The exhibition is dedicated to two recently deceased eminent artists – Krzysztof Penderecki and Adam Zagajewski. Krzysztof M. Bednarski is the author of the sarcophagus sculptures dedicated to them in the National Pantheon at the Church of St Apostles Peter and Paul. The exhibition at MOCAK will be a broader presentation of his commemorative art.

Nowadays, original funerary sculpture is rare. Krzysztof M. Bednarski has succeeded in transposing art into the context of death and its singular place of display – the cemetery. The artist has rejected functional forms and traditional, over sentimental symbolism. He has created new symbols of the life after death, which draw from the personality of the deceased.

The chapter of commemorative sculpture in Krzysztof.
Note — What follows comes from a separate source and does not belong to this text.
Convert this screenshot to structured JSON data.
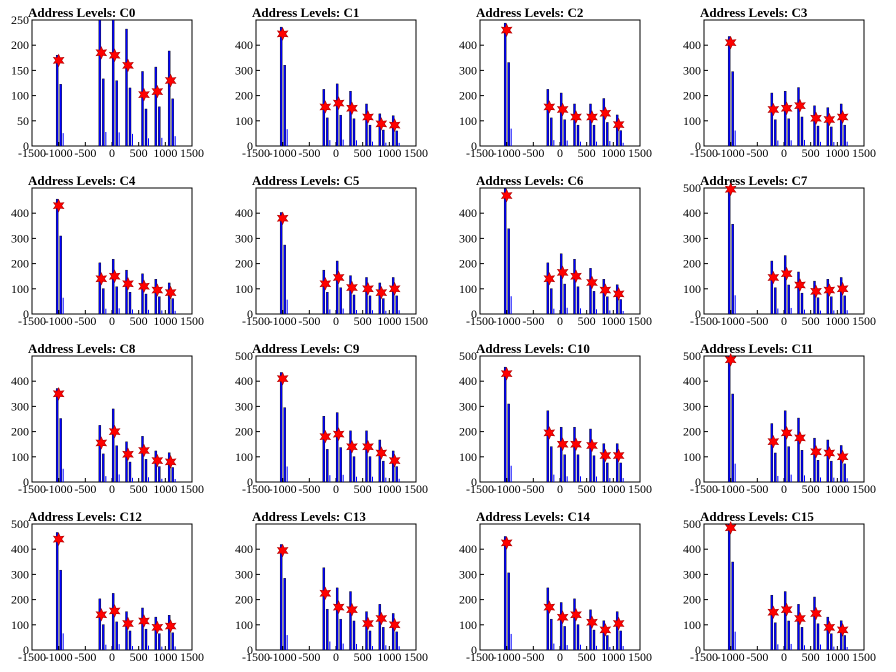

M. Bednarski’s art opened with the work Polish Thanatos (1984) – a sculpture dedicated to the deceased members of Jerzy Grotowski’s Laboratory Theatre company. A halved boat with a burnt tree covered in ash symbolises a journey, a passage to the other side. The work was created at a time when the artist did not yet feel up to undertaking the task of creating tombstones, despite numerous requests to do so. It was only years later that he realised that the best thing he could do for someone close to him who passed away was to make for them a tombstone that would reflect their personality. Since 1992, Bendarski has created over a dozen such projects, including tombstone for Krzysztof Kieślowski, Ryszard Cieślak, Wojciech Fangor, Krzysztof Krauze, and Tomasz Stańko. Each of them is a symbolic portrait of the deceased, a synthesis of his individual creativity. Krzysztof M. Bednarski shows that in order to create a enduring monument made of bronze what matters the most, besides the fine material used such as marble, granite or indeed bronze – is the form.